E concluiu-se, assim, pela invalidade do procedimento disciplinar e pela consequente ilicitude do despedimento. ___
Ter-se-á ajuizado com acerto? Tudo revisto e ponderado, não é esse o nosso entendimento. Vejamos, pois.
O poder disciplinar pertence ao empregador – como inequivocamente se contém no art. 98.º do Código do Trabalho – que pode, no seu exercício, aplicar, de entre outras eventualmente estabelecidas em IRCT, as sanções elencadas no art. 328.º/1 do Código do Trabalho/2009[1]. Nos termos do n.º 4 do seu art. 329.º ‘[o] poder disciplinar pode ser exercido directamente pelo empregador, ou por superior hierárquico do trabalhador, nos termos estabelecidos por aquele’.
Como acima enunciado, uma coisa é, pois, a titularidade do poder disciplinar, (um genuíno poder punitivo privado, nas palavras de J. Leal Amado[2]), enquanto emanação essencial contida no contrato de trabalho, que, por definição, conforma a posição de supremacia ou autoridade do empregador, nessa relação, por contraposição à característica subordinação jurídica do trabalhador; outra é a questão do seu exercício. Sendo um direito potestativo ambivalente (ordenatório ou prescritivo e sancionatório[3]), com reconhecido carácter gravoso nesta sua mais característica manifestação de poder punitivo, importa reconhecer que o seu exercício – conferindo embora ao seu titular uma certa margem de natural elasticidade/discricionariedade – acarreta simultaneamente uma acrescida responsabilidade ante os limites gerais decorrentes da boa fé e do abuso do direito. É por isso que a titularidade/pessoalidade do seu exercício está legalmente conferida ao empregador. Podendo ser exercido também por superior hierárquico do trabalhador, por delegação de poderes, sempre tal exercício há-de respeitar os termos estabelecidos por aquele, o empregador.
E ainda que num cenário mais alargado – em que se admita, como naturalmente se admite[4], que possam funcionar mais dilatados poderes de delegação/representação, nada obstando a que o empregador outorgue poderes a outrem para o exercício do poder disciplinar, como também sustenta Romano Martinez, em nota ao art. 329.º, pg. 881, in fine, ‘Código do Trabalho’, 8.ª edição, 2009 – sempre estes poderes estarão sujeitos, no seu exercício, como convimos, à conformação do legítimo titular desse direito/poder: …’nos termos estabelecidos por aquele’, o empregador, lembrando de novo o n.º 4 do art. 329.º.

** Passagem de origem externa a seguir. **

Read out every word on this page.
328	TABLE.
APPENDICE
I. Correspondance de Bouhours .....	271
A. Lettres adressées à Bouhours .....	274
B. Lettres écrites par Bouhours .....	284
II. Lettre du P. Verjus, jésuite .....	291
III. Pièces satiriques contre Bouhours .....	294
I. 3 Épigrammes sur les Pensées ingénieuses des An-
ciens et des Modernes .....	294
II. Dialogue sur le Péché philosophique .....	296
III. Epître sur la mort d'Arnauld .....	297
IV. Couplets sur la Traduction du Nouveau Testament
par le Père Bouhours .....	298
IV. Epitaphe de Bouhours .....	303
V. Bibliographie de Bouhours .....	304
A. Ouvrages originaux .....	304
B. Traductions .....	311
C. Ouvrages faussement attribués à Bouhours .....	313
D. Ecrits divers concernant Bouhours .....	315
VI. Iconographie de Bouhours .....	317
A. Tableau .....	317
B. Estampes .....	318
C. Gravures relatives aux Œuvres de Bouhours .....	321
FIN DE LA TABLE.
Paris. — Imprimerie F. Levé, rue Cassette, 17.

Isto posto. Acrescidas estas considerações – e vindo factualizado que se remeteu à A. uma comunicação contendo a decisão disciplinar, como plasmado no ponto 5. do elenco constante da FF[5], a que já aludiremos mais circunstanciadamente – diremos que o enfoque da questão, e respectiva solução, se centrará antes, (diversamente dos termos em que foi equacionada), no âmbito do falado exercício/vs. titularidade do poder disciplinar, mais concretamente em sede de apreciação e qualificação da regularidade/suficiência/âmbito do mandato/delegação de poderes do empregador no advogado instrutor.
Ora, na sequência dos factos relatados como tendo acontecido no dia 7.3.2009, CC – conforme teor do ponto 29. da FF - actuando na qualidade de legal representante da Ré, nomeou seu procurador o Dr. EE, a quem conferiu ‘os mais altos poderes em direito permitidos, e os especiais de dar sequência a um processo disciplinar contra a sua trabalhadora AA, importando esclarecer factos graves ocorridos no local de trabalho no passado dia 07 de Março de 2009, a partir das 14h00’.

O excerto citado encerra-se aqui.